Participant au 9e Congrès mondial contre la peine de mort à Paris, le député camerounais Cabral Libii milite pour une suppression progressive de la sanction capitale dans son pays.
Pour Cabral Libii, « une véritable société démocratique parvient à concilier la protection de la vie, la justice, la sécurité des citoyens et l’État de droit. L’enjeu ne se limite pas à abolir la peine de mort : il faut bâtir des institutions assez solides pour que la justice inspire confiance sans recourir à l’irréversible ». Il s’exprimait ainsi devant des parlementaires, ministres de la Justice et officiels venus de plus de 130 pays.
Le Cameroun n’a pas encore aboli la peine capitale dans ses textes, mais aucune exécution n’y a eu lieu depuis 1997. Ce statut d’État abolitionniste de fait a nourri la réflexion que le député a partagée lors du congrès.

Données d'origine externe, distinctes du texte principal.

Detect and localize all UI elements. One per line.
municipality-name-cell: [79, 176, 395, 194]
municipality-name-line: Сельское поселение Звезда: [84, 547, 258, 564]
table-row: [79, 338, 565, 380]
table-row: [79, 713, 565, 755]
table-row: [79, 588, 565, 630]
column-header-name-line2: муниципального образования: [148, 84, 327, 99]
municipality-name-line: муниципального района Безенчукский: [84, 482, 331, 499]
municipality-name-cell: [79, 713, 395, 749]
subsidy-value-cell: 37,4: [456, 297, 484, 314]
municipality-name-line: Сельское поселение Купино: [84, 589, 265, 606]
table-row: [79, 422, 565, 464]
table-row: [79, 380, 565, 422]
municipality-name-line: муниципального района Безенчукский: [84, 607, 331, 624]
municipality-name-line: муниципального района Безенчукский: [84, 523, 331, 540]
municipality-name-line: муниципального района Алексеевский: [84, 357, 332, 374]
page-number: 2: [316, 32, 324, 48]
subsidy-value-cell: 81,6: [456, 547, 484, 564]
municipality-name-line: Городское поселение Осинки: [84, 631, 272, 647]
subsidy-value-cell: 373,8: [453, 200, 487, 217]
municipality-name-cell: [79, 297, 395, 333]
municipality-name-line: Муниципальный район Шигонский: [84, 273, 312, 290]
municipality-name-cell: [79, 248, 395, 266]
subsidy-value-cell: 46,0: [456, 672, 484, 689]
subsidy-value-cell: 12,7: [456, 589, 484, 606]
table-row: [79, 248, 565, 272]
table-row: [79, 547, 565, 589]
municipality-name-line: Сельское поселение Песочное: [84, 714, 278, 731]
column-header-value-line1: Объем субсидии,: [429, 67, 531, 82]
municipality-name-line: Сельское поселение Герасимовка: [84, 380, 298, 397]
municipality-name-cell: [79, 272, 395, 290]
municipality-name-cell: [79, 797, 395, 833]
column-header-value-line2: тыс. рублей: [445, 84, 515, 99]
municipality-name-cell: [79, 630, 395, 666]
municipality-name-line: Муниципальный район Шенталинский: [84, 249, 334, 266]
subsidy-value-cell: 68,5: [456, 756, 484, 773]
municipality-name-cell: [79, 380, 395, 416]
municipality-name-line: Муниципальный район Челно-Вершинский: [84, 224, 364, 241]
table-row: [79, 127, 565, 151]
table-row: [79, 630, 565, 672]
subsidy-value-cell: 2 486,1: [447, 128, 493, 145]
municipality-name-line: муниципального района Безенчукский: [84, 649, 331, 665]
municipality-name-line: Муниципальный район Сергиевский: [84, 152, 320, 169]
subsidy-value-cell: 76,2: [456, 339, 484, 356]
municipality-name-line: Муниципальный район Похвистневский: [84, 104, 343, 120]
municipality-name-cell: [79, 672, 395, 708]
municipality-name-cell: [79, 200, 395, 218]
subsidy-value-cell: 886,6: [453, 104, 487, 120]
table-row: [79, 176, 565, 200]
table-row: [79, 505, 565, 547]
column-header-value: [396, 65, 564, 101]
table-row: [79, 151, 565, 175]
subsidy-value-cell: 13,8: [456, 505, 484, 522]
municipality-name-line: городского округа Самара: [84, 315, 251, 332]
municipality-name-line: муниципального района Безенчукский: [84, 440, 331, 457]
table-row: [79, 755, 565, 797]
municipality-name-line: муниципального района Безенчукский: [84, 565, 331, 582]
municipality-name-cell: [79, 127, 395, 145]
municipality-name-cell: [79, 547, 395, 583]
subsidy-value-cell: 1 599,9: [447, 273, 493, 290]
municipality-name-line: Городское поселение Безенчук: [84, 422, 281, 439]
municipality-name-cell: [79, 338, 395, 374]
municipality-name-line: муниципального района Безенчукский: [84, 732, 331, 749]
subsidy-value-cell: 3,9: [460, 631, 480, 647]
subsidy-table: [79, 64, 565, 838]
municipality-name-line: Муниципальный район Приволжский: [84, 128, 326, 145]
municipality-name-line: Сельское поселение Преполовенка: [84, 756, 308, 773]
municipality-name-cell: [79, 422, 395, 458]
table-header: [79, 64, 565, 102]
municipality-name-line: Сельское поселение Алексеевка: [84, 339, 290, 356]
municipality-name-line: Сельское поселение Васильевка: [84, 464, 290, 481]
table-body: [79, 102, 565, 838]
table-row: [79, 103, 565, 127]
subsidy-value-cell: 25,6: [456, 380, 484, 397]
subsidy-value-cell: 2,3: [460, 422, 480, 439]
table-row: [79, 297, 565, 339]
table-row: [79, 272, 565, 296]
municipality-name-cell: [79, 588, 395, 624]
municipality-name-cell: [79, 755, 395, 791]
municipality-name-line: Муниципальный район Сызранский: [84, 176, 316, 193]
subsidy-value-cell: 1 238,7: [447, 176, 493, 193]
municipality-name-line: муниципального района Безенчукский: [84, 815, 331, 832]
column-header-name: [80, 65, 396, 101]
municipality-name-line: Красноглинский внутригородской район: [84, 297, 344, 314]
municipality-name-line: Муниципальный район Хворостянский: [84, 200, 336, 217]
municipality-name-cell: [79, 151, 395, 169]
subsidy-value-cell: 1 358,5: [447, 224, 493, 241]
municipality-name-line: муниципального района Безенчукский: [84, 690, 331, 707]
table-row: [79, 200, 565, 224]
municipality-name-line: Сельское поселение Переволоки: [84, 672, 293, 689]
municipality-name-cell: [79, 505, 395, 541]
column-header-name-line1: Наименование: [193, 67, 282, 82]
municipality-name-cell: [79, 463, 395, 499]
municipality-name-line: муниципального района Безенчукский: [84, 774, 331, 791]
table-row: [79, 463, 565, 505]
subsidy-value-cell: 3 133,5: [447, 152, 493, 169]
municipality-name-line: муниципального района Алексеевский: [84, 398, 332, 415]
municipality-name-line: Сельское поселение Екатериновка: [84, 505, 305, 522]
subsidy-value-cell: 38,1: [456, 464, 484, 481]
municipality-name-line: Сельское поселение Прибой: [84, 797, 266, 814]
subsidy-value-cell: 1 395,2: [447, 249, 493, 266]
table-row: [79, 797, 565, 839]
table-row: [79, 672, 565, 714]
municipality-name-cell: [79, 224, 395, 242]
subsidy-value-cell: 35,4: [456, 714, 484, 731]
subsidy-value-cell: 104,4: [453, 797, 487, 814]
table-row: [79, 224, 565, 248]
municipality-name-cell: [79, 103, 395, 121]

Voici les principaux arguments avancés :
- La protection de la vie est une valeur fondamentale. La communauté internationale, dont les deux tiers des pays, tend vers une réduction progressive du recours à la peine de mort – une évolution encourageante.

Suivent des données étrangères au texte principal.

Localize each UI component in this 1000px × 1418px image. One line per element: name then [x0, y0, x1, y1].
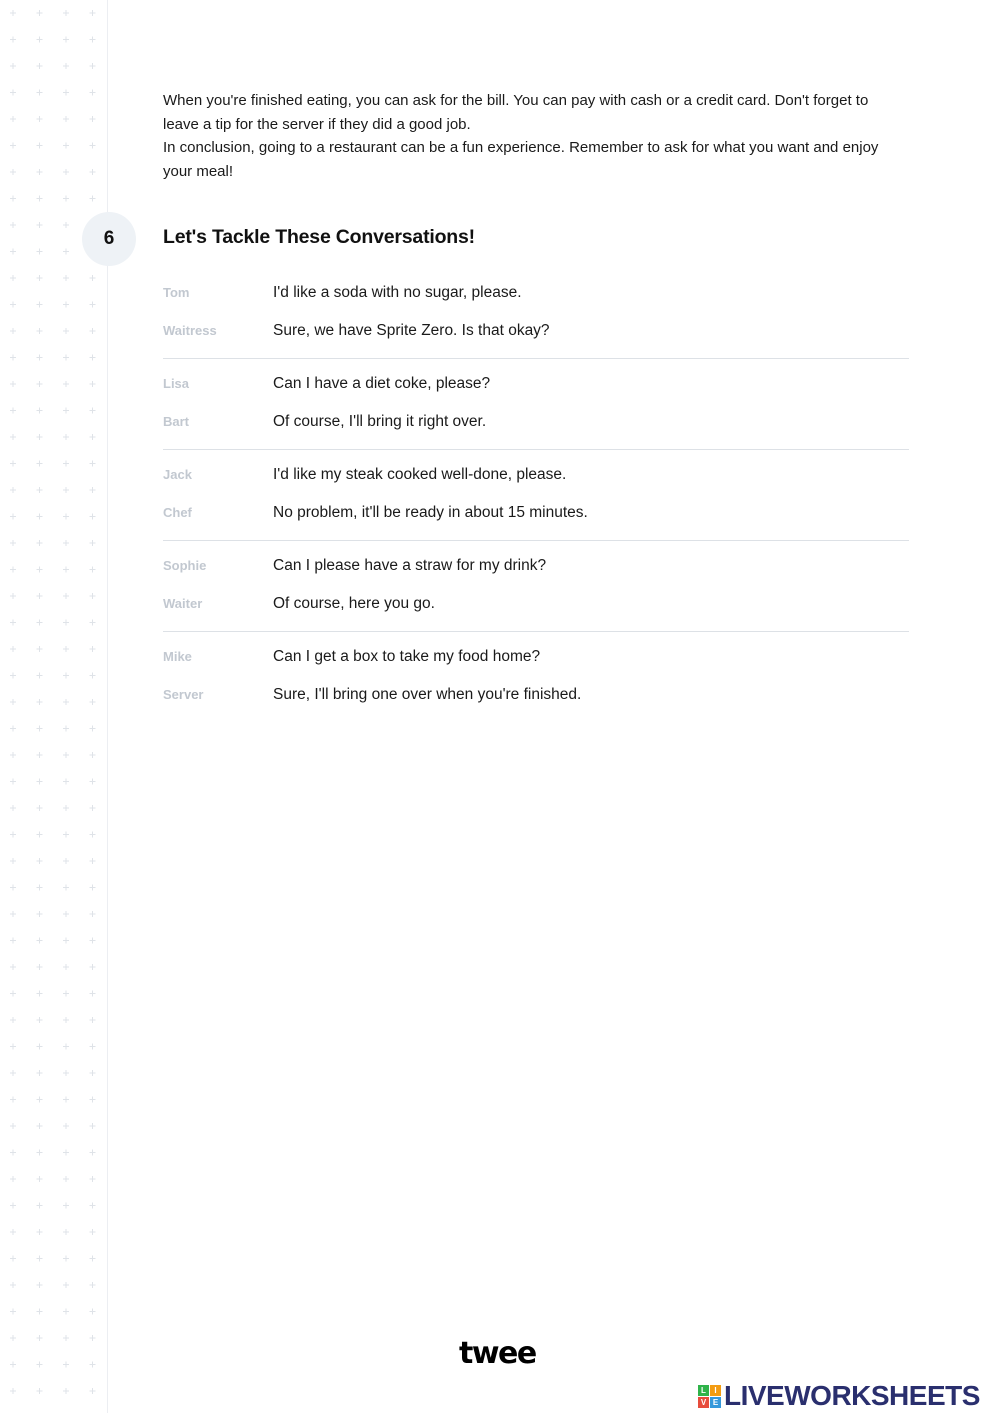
speaker-name: Tom: [163, 285, 190, 300]
section-title: Let's Tackle These Conversations!: [163, 226, 475, 248]
dialogue-text: Of course, I'll bring it right over.: [273, 412, 487, 430]
speaker-name: Waiter: [163, 595, 203, 611]
dialogue-line: [163, 638, 909, 676]
dialogue-line: [163, 494, 909, 532]
conversation-block: [163, 541, 909, 632]
dialogue-text: Can I please have a straw for my drink?: [273, 557, 547, 574]
dialogue-text: Can I get a box to take my food home?: [273, 648, 541, 665]
dialogue-line: [163, 547, 909, 585]
dialogue-text: I'd like my steak cooked well-done, please.: [273, 466, 567, 483]
dialogue-text: Can I have a diet coke, please?: [273, 375, 491, 392]
speaker-name: Bart: [163, 413, 190, 429]
dialogue-text: Sure, we have Sprite Zero. Is that okay?: [273, 321, 550, 339]
speaker-name: Mike: [163, 649, 192, 664]
intro-paragraph-1: When you're finished eating, you can ask for the bill. You can pay with cash or a credit card. Don't forget to leave a tip for the server if they did a good job.: [163, 92, 869, 133]
dialogue-text: I'd like a soda with no sugar, please.: [273, 284, 522, 301]
speaker-name: Server: [163, 686, 204, 702]
dialogue-text: Sure, I'll bring one over when you're finished.: [273, 685, 582, 703]
dot-grid-decoration: [0, 0, 108, 1413]
dialogue-line: [163, 456, 909, 494]
dialogue-line: [163, 365, 909, 403]
liveworksheets-wordmark: LIVEWORKSHEETS: [724, 1380, 980, 1411]
conversation-block: [163, 450, 909, 541]
section-number-badge: 6: [82, 212, 136, 266]
conversation-list: [163, 268, 909, 722]
intro-paragraph-2: In conclusion, going to a restaurant can be a fun experience. Remember to ask for what you want and enjoy your meal!: [163, 139, 879, 180]
conversation-block: [163, 632, 909, 722]
dialogue-text: No problem, it'll be ready in about 15 minutes.: [273, 503, 588, 521]
speaker-name: Sophie: [163, 558, 207, 573]
speaker-name: Waitress: [163, 322, 217, 338]
liveworksheets-logo-icon: [698, 1385, 721, 1408]
dialogue-line: [163, 585, 909, 623]
logo-square: V: [698, 1397, 709, 1408]
speaker-name: Jack: [163, 467, 192, 482]
dialogue-line: [163, 312, 909, 350]
dialogue-line: [163, 274, 909, 312]
logo-square: E: [710, 1397, 721, 1408]
dialogue-text: Of course, here you go.: [273, 594, 435, 612]
conversation-block: [163, 359, 909, 450]
logo-square: I: [710, 1385, 721, 1396]
speaker-name: Chef: [163, 504, 192, 520]
intro-text: [163, 89, 903, 183]
liveworksheets-watermark[interactable]: [698, 1380, 980, 1412]
twee-logo: twee: [459, 1336, 536, 1371]
dialogue-line: [163, 403, 909, 441]
conversation-block: [163, 268, 909, 359]
speaker-name: Lisa: [163, 376, 190, 391]
logo-square: L: [698, 1385, 709, 1396]
margin-grid: [0, 0, 108, 1413]
dialogue-line: [163, 676, 909, 714]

- Mettre fin à la vie d’un coupable pour montrer que tuer est mal compromet la repentance, le poids durable de la faute et la réparation d’éventuelles erreurs judiciaires.
- Chaque pays évolue selon son contexte historique, culturel et sécuritaire. Une abolition durable ne peut venir que d’un processus démocratique interne, porté par les institutions et accepté par la société.
- Le Cameroun observe un moratoire de fait sur les exécutions depuis près de trente ans, ce qui traduit une évolution positive.
- La lutte contre la criminalité repose avant tout sur une justice indépendante, impartiale et respectueuse des droits fondamentaux, plus que sur la sévérité des peines.
- La progression des droits fondamentaux doit s’adapter aux réalités nationales pour préserver sa légitimité et favoriser la progressivité.
Pour Cabral Libii, le débat ne doit pas opposer défenseurs des droits humains et partisans de la sécurité. Une société démocratique réussit à concilier protection de la vie, justice, sécurité et respect de l’État de droit. « Le défi est d’abolir la peine de mort tout en construisant des institutions assez fortes pour que la justice inspire confiance sans recourir à l’irréversible », conclut-il.